Hang on before you switch off: although watching six strangers move in together, then gossip, shop, cook, eat, sleep and occasionally do something sporty might sound as interesting as repeats of the Chinese Communist Party’s 19th national congress, this is like the Big Brother franchise with manners – a polite take on global trash TV.
Opening New Doors is the fourth season of Terrace House, and if you haven’t seen the other three, where have you been? The first 40 of 45 episodes are now available for bingeing on Netflix.
The concept is not complicated; put three males and three females of the species together in a house and hope for the sake of viewing figures that some fall in love, preferably with each other. Not, you understand, hope that they do anything as coarse as have sex, but instead develop old-fashioned romantic attachments.
Opening New Doors begins with a student and wannabe model, a trainee chef, a freelance writer, an amateur ice hockey player, professional snowboarder and a fledgling model, aged 19 to 31, all of whom live together in a large, fetchingly designed house in the woods outside mountain resort town Karuizawa. Snow sports, hot springs, waterfalls, attractive people in cosy communal gatherings; what could possibly go wrong?
Cue yelps of laughter – not from new friends but from the other players in this effortlessly likeable production. Six random commentators (also evenly divided between the sexes) back in the studio constitute a sort of truncated Greek chorus voicing opinions on potential resident interaction and linking the on-location scenes.

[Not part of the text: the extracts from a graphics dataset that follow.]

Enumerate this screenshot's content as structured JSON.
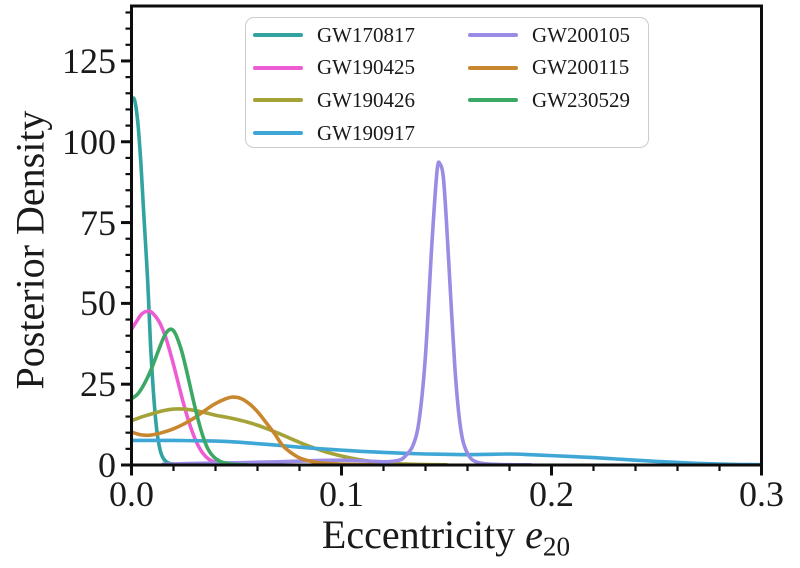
{
  "figure": {
    "background": "#ffffff",
    "frame_color": "#0d0d0d",
    "text_color": "#1a1a1a",
    "legend_border_color": "#cccccc"
  },
  "chart_data": {
    "type": "line",
    "title": "",
    "xlabel": "Eccentricity e_20",
    "xlabel_parts": {
      "text": "Eccentricity ",
      "symbol": "e",
      "subscript": "20"
    },
    "ylabel": "Posterior Density",
    "xlim": [
      0,
      0.3
    ],
    "ylim": [
      0,
      142
    ],
    "grid": false,
    "legend_position": "upper center, 2 columns",
    "x_major_ticks": [
      0,
      0.1,
      0.2,
      0.3
    ],
    "x_tick_labels": [
      "0.0",
      "0.1",
      "0.2",
      "0.3"
    ],
    "x_minor_step": 0.02,
    "y_major_ticks": [
      0,
      25,
      50,
      75,
      100,
      125
    ],
    "y_tick_labels": [
      "0",
      "25",
      "50",
      "75",
      "100",
      "125"
    ],
    "y_minor_step": 5,
    "series": [
      {
        "name": "GW170817",
        "color": "#31a3a0",
        "peak": {
          "x": 0.0,
          "y": 113.5
        },
        "points": [
          [
            0,
            113.5
          ],
          [
            0.0015,
            112.8
          ],
          [
            0.003,
            106
          ],
          [
            0.0045,
            93
          ],
          [
            0.006,
            76
          ],
          [
            0.0077,
            57
          ],
          [
            0.009,
            38
          ],
          [
            0.0105,
            22
          ],
          [
            0.012,
            11
          ],
          [
            0.0135,
            5
          ],
          [
            0.015,
            2.2
          ],
          [
            0.017,
            0.8
          ],
          [
            0.02,
            0.25
          ],
          [
            0.025,
            0.08
          ],
          [
            0.03,
            0.03
          ],
          [
            0.035,
            0
          ]
        ]
      },
      {
        "name": "GW190425",
        "color": "#ee5cd3",
        "peak": {
          "x": 0.008,
          "y": 47.6
        },
        "points": [
          [
            0,
            42
          ],
          [
            0.003,
            45
          ],
          [
            0.005,
            46.8
          ],
          [
            0.008,
            47.6
          ],
          [
            0.01,
            47
          ],
          [
            0.013,
            44.5
          ],
          [
            0.016,
            40
          ],
          [
            0.019,
            33.5
          ],
          [
            0.022,
            26
          ],
          [
            0.025,
            18.5
          ],
          [
            0.028,
            12
          ],
          [
            0.031,
            7
          ],
          [
            0.034,
            3.6
          ],
          [
            0.037,
            1.7
          ],
          [
            0.04,
            0.8
          ],
          [
            0.045,
            0.25
          ],
          [
            0.05,
            0.05
          ]
        ]
      },
      {
        "name": "GW190426",
        "color": "#a5a338",
        "peak": {
          "x": 0.022,
          "y": 17.3
        },
        "points": [
          [
            0,
            13.7
          ],
          [
            0.005,
            14.9
          ],
          [
            0.01,
            15.9
          ],
          [
            0.015,
            16.8
          ],
          [
            0.02,
            17.3
          ],
          [
            0.025,
            17.3
          ],
          [
            0.03,
            16.9
          ],
          [
            0.035,
            16.2
          ],
          [
            0.04,
            15.4
          ],
          [
            0.045,
            14.8
          ],
          [
            0.05,
            14.1
          ],
          [
            0.055,
            13.3
          ],
          [
            0.06,
            12.3
          ],
          [
            0.065,
            11.1
          ],
          [
            0.07,
            9.8
          ],
          [
            0.075,
            8.4
          ],
          [
            0.08,
            7
          ],
          [
            0.085,
            5.7
          ],
          [
            0.09,
            4.6
          ],
          [
            0.095,
            3.6
          ],
          [
            0.1,
            2.8
          ],
          [
            0.105,
            2.1
          ],
          [
            0.11,
            1.5
          ],
          [
            0.115,
            1
          ],
          [
            0.12,
            0.7
          ],
          [
            0.125,
            0.45
          ],
          [
            0.13,
            0.3
          ],
          [
            0.14,
            0.12
          ],
          [
            0.15,
            0.05
          ]
        ]
      },
      {
        "name": "GW190917",
        "color": "#3fa7d6",
        "peak": {
          "x": 0.0,
          "y": 7.6
        },
        "points": [
          [
            0,
            7.6
          ],
          [
            0.01,
            7.6
          ],
          [
            0.02,
            7.6
          ],
          [
            0.03,
            7.5
          ],
          [
            0.04,
            7.4
          ],
          [
            0.05,
            7.1
          ],
          [
            0.06,
            6.6
          ],
          [
            0.07,
            6.1
          ],
          [
            0.08,
            5.5
          ],
          [
            0.09,
            5
          ],
          [
            0.1,
            4.6
          ],
          [
            0.11,
            4.2
          ],
          [
            0.12,
            3.9
          ],
          [
            0.13,
            3.6
          ],
          [
            0.14,
            3.4
          ],
          [
            0.15,
            3.3
          ],
          [
            0.16,
            3.2
          ],
          [
            0.17,
            3.3
          ],
          [
            0.18,
            3.4
          ],
          [
            0.19,
            3.2
          ],
          [
            0.2,
            2.9
          ],
          [
            0.21,
            2.6
          ],
          [
            0.22,
            2.3
          ],
          [
            0.23,
            1.9
          ],
          [
            0.24,
            1.5
          ],
          [
            0.25,
            1.1
          ],
          [
            0.26,
            0.8
          ],
          [
            0.27,
            0.5
          ],
          [
            0.28,
            0.3
          ],
          [
            0.29,
            0.15
          ],
          [
            0.3,
            0.1
          ]
        ]
      },
      {
        "name": "GW200105",
        "color": "#9a8be4",
        "peak": {
          "x": 0.146,
          "y": 93
        },
        "points": [
          [
            0.015,
            0.2
          ],
          [
            0.03,
            0.5
          ],
          [
            0.05,
            0.7
          ],
          [
            0.07,
            1
          ],
          [
            0.09,
            1.4
          ],
          [
            0.1,
            1.5
          ],
          [
            0.11,
            1.3
          ],
          [
            0.12,
            1
          ],
          [
            0.125,
            1.2
          ],
          [
            0.128,
            1.6
          ],
          [
            0.13,
            2.5
          ],
          [
            0.134,
            6
          ],
          [
            0.137,
            14
          ],
          [
            0.14,
            34
          ],
          [
            0.143,
            68
          ],
          [
            0.1455,
            91
          ],
          [
            0.147,
            93
          ],
          [
            0.1485,
            89
          ],
          [
            0.15,
            75
          ],
          [
            0.152,
            52
          ],
          [
            0.154,
            30
          ],
          [
            0.156,
            15
          ],
          [
            0.158,
            7
          ],
          [
            0.161,
            2.5
          ],
          [
            0.164,
            1
          ],
          [
            0.168,
            0.4
          ],
          [
            0.175,
            0.15
          ],
          [
            0.19,
            0.05
          ]
        ]
      },
      {
        "name": "GW200115",
        "color": "#c8872f",
        "peak": {
          "x": 0.048,
          "y": 21
        },
        "points": [
          [
            0,
            10.2
          ],
          [
            0.004,
            9.4
          ],
          [
            0.008,
            9.2
          ],
          [
            0.012,
            9.6
          ],
          [
            0.016,
            10.3
          ],
          [
            0.02,
            11.2
          ],
          [
            0.025,
            12.7
          ],
          [
            0.03,
            14.6
          ],
          [
            0.035,
            16.9
          ],
          [
            0.04,
            19
          ],
          [
            0.045,
            20.5
          ],
          [
            0.048,
            21
          ],
          [
            0.052,
            20.6
          ],
          [
            0.056,
            19
          ],
          [
            0.06,
            16.5
          ],
          [
            0.064,
            13.2
          ],
          [
            0.068,
            9.8
          ],
          [
            0.072,
            6
          ],
          [
            0.076,
            3.8
          ],
          [
            0.08,
            2.2
          ],
          [
            0.085,
            1.2
          ],
          [
            0.09,
            0.65
          ],
          [
            0.095,
            0.4
          ],
          [
            0.1,
            0.25
          ],
          [
            0.11,
            0.1
          ],
          [
            0.115,
            0.05
          ]
        ]
      },
      {
        "name": "GW230529",
        "color": "#3ca865",
        "peak": {
          "x": 0.019,
          "y": 42
        },
        "points": [
          [
            0,
            20.5
          ],
          [
            0.003,
            22
          ],
          [
            0.006,
            25
          ],
          [
            0.009,
            29
          ],
          [
            0.012,
            34
          ],
          [
            0.015,
            39
          ],
          [
            0.017,
            41.3
          ],
          [
            0.019,
            42
          ],
          [
            0.021,
            40.5
          ],
          [
            0.024,
            35
          ],
          [
            0.027,
            27
          ],
          [
            0.03,
            18.5
          ],
          [
            0.033,
            11
          ],
          [
            0.036,
            5.5
          ],
          [
            0.039,
            2.6
          ],
          [
            0.042,
            1.2
          ],
          [
            0.046,
            0.4
          ],
          [
            0.05,
            0.15
          ],
          [
            0.055,
            0.05
          ]
        ]
      }
    ]
  },
  "legend": {
    "ncol": 2,
    "rows_per_col": 4
  }
}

It’s all unscripted authenticity and it’s impossible not to develop favourites as characters emerge. But as for who gets it on with whom … watch and learn.

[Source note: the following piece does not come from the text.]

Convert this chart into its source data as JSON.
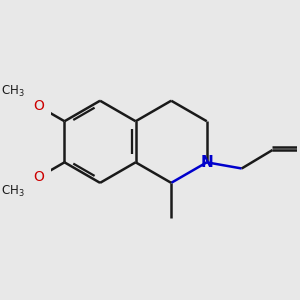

True Detective returns with a third season
Shape-shifting crime thriller True Detective has reappeared for a third series with new leading faces, Mahershala Ali and Stephen Dorff stepping in from the casting department’s revolving door.
Written as an anthology featuring different primary characters each season, True Detective made its big splash when Matthew McConaughey and Woody Harrelson were the flawed-personality badge wielders. Their winning, odd-couple collaboration in the inaugural run was always going to make life hard for whoever followed, hence the largely misplaced critical panning of successors Rachel McAdams and Colin Farrell.
Now here comes True Detective three, arriving to no little fanfare on HBO Go and Now TV channel 115 at 10am, on January 14 (to coincide with its American broadcast), but with a 10pm rewind for those who find that jobs inconvenience their viewing. Episode two will follow episode one immediately, with six subsequent hour-long instalments available at the same time on Mondays.
True Detective remains a creature that rewards patience, with events unfolding slowly in various periods. Here, a true-crime documentary-maker interviews retired state policeman Wayne “Purple” Hays (Ali) about the disappearance of two Arkansas children 35 years earlier.
Flashbacks revisit associated grisly events as well as Hays’ alliance with Roland West (Dorff), who looks like he might go all KKK on his black partner any moment. Hays is haunted by more than one storyline too, not least that concerning his love interest (Carmen Ejogo).
The case delivers shocking twists as new leads surface, while the memories of the ageing, frustrated Hays fade. True Detective is the classy kind of whodunit, provoking, teasing and taking as long as it likes before demolishing all your convoluted conspiracy theories.